So I can start here real quick. People can check my math in case I made some error.

We are told that the radius the earth is approximately 6,378km at the equator and 6,357km at the poles (due to their claim that the earth is an oblate spheroid).

But km is not granular enough, so let's convert these down to meters (we'll probably never get accuracy to feet).

6,378km =6,378,000 meters (poles)

6,357km =6,357,000 meters (equator)

Let's say we're looking at Las Vegas. It's neither at the poles nor at the equator, so let's just for now take the average between these two, which would be:

6,367,500 meters.

So we can use that for our radius of the earth.

But Las Vegas has an average elevation of about 2,030 feet or about 619 meters. So we'll add that to the previous radius and get ...

6,368,119 meters as our R value.

So we have 2 sides of our triangle at 6,368,119 meters.

We would determine the 3rd side of our initial triangle by getting the distance between the bases of two buildings (converted into meters).

Now having all 3 sides of a triangle, we can determine the angle "theta".

Now that we have the angle measurement, we would add the height of the buildings (or part of the building being used for our measurement) to the R value above.

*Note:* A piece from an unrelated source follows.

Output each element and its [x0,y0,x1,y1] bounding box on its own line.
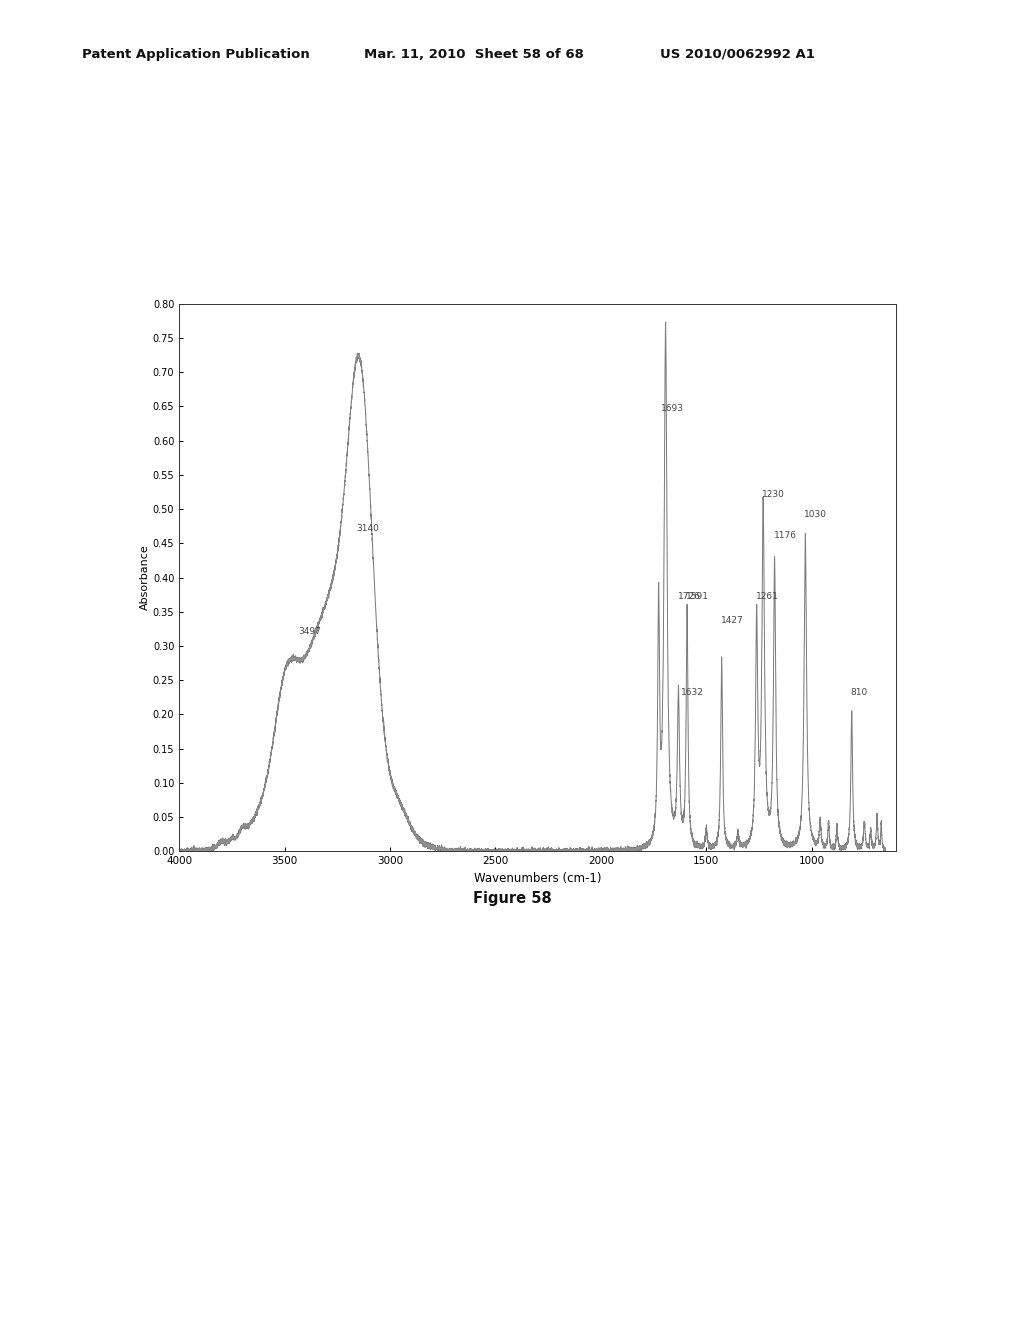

So we would have new value for the two longer sides of the triangle, and we still have the "theta" angle measurement.

We could then calculate the new length of the third side of the triangle.

We would take the difference between this new length of the 3rd side and the previous length of the 3rd side to see if it would be a noticeable or measurable difference.

Then if it should be noticeable or measurable (let's say there's a 20-yard difference), we can then analyze the cityscape photograph.

I have to go get some stuff done, but maybe someone wants to pick it up from there.

But my hunch or gut feeling based on this scale is that the difference will be too small to be able to measure based on the photograph of a cityscape.

Otherwise, I suspect that some flat earthers would have already taken this approach.

That one group in Brazil (of the "Convex Earth" video) did these measurements using precision GPS equipment accurate to within a couple centimeters, but I haven't seen their actual numbers ... and I really a suspect that we'd end up needing to have accuracy to a meter or two to see the difference.